Are inspections saving the Connemara?

Posted on: January 5, 2015

Officials in the American Connemara Pony Society make many claims about their inspections program, but the only question that matters is: Is the program saving the Connemara?

This question can be analyzed many ways, starting with:

1) Are horse lovers begging to own the Connemaras that conform to the “rugged and sturdy” breed standard now being forced on breeders? Having relevance in the 21st century is the only way Connemaras can survive, particularly as the earth’s resources contract.

2) Are Connemara owners able to train this clunkier type of Connemara? Or are the majority of Connemaras in the US untrained and ignored in pastures?

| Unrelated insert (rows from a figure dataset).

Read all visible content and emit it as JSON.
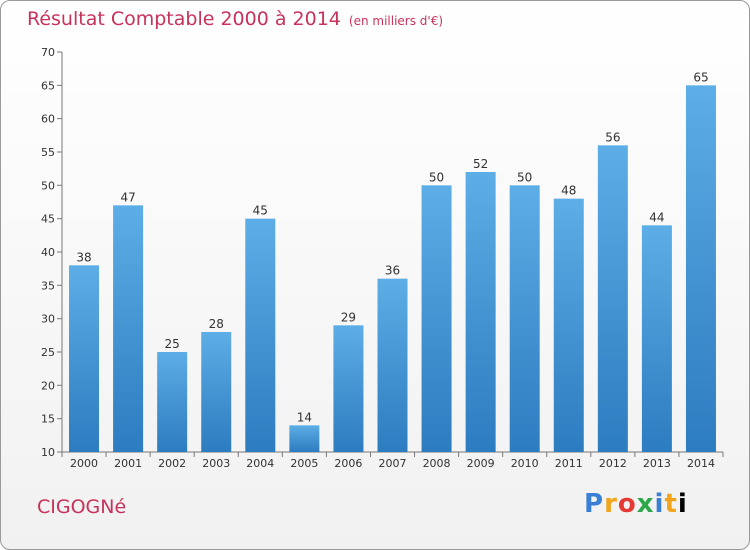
{
  "header": {
    "title": "Résultat Comptable 2000 à 2014",
    "subtitle": "(en milliers d'€)"
  },
  "footer": {
    "town": "CIGOGNé",
    "logo_letters": [
      "P",
      "r",
      "o",
      "x",
      "i",
      "t",
      "i"
    ]
  },
  "colors": {
    "bar_top": "#5dade6",
    "bar_bottom": "#2c7cc0",
    "title": "#c8325a"
  },
  "chart_data": {
    "type": "bar",
    "categories": [
      "2000",
      "2001",
      "2002",
      "2003",
      "2004",
      "2005",
      "2006",
      "2007",
      "2008",
      "2009",
      "2010",
      "2011",
      "2012",
      "2013",
      "2014"
    ],
    "values": [
      38,
      47,
      25,
      28,
      45,
      14,
      29,
      36,
      50,
      52,
      50,
      48,
      56,
      44,
      65
    ],
    "ylim": [
      10,
      70
    ],
    "yticks": [
      10,
      15,
      20,
      25,
      30,
      35,
      40,
      45,
      50,
      55,
      60,
      65,
      70
    ],
    "grid": false,
    "data_labels": true
  }
}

3) Are ponies produced under inspections doing well in competition? Can the clunkier ponies get themselves over a fence or around a cross country course in the time allowed? Are Connemaras ranked highly in national standings in USEF? Are we hearing about these Connemaras in the national media?

4) Has the breed grown during the past decade? Are breeders creating and selling horses?

5) Is there a healthy infusion of new interest and energy? Is the Connemara community attracting new owners? Is ACPS membership up? Are new names taking home the big awards at the annual meeting?

6) Is the magazine, a chief source of revenue, doing well?

From where I sit — admittedly on the outside since I started openly questioning inspections in 2005 — I am seeing less hopeful results.

A summary of the October 2014 annual meeting included news that the magazine would publish only six times a year rather than 12; it has been a monthly publication for a long time and is the chief source of advertising for owners.

A quick glance at the classified ads on the ACPS website shows that very few horses are for sale on the website, some with sad or no pricing. The ads on Craigslist do not inspire confidence, either.

The most recent membership directory is thin again.

The winners of this year’s big ACPS awards are all familiar and long-standing names, both human and horse. No new blood there.

I can’t remember the last time I saw a Connemara in a national publication.

So how is it going in Ireland, creators of mandatory inspections to make sure Connemaras are coarse and short with thick, short legs?

There’s the October 2014 news that Dublin’s Society for the Prevention of Cruelty to Animals (DSPCA), in collaboration with the Dublin-based veterinary school, has instituted a snip and chip program to geld up to 100 stallions to lower the population of unwanted horses in Ireland. A spokeswoman for the rescue group said about 6,000 horses in the Dublin pound alone had to be destroyed in 2013. That’s in a country slightly larger than West Virginia, according to the CIA World Factbook. For comparison, in the United States, an estimated 110,000 horses are slaughtered every year, an average of roughly 2,200 per state.

According to a survey of unwanted horses reported in 2012 in the Irish Veterinary Journal, more than 8,500 horses were slaughtered in Ireland in 2010, and the number of slaughtered far exceeded 12,000 in 2011.

The survey also said the combined total number of horses found dead or requiring immediate or subsequent euthanasia by welfare groups and local authorities in 2010 was 337, and “this must be a major national concern.” If that number were reported for West Virginia, Americans would howl.

And in a puzzling move, the annual Dublin Horse Show lowered the upper age limit of its hunter classes to 8 in 2014 and planned to drop it to 7 in 2015, which in my mind would lead to even more horses being unwanted.

Quite frankly, I don’t see any pleasant horse news coming out of Ireland, so I would ask again why the U.S. is following Ireland’s lead on inspections?

The concept that a small group of self-anointed people can force everyone to breed one homogenous pony to “save” the Connemara breed is laughable.

If the Connemara needs to be saved at all, it is from these self-anointed people.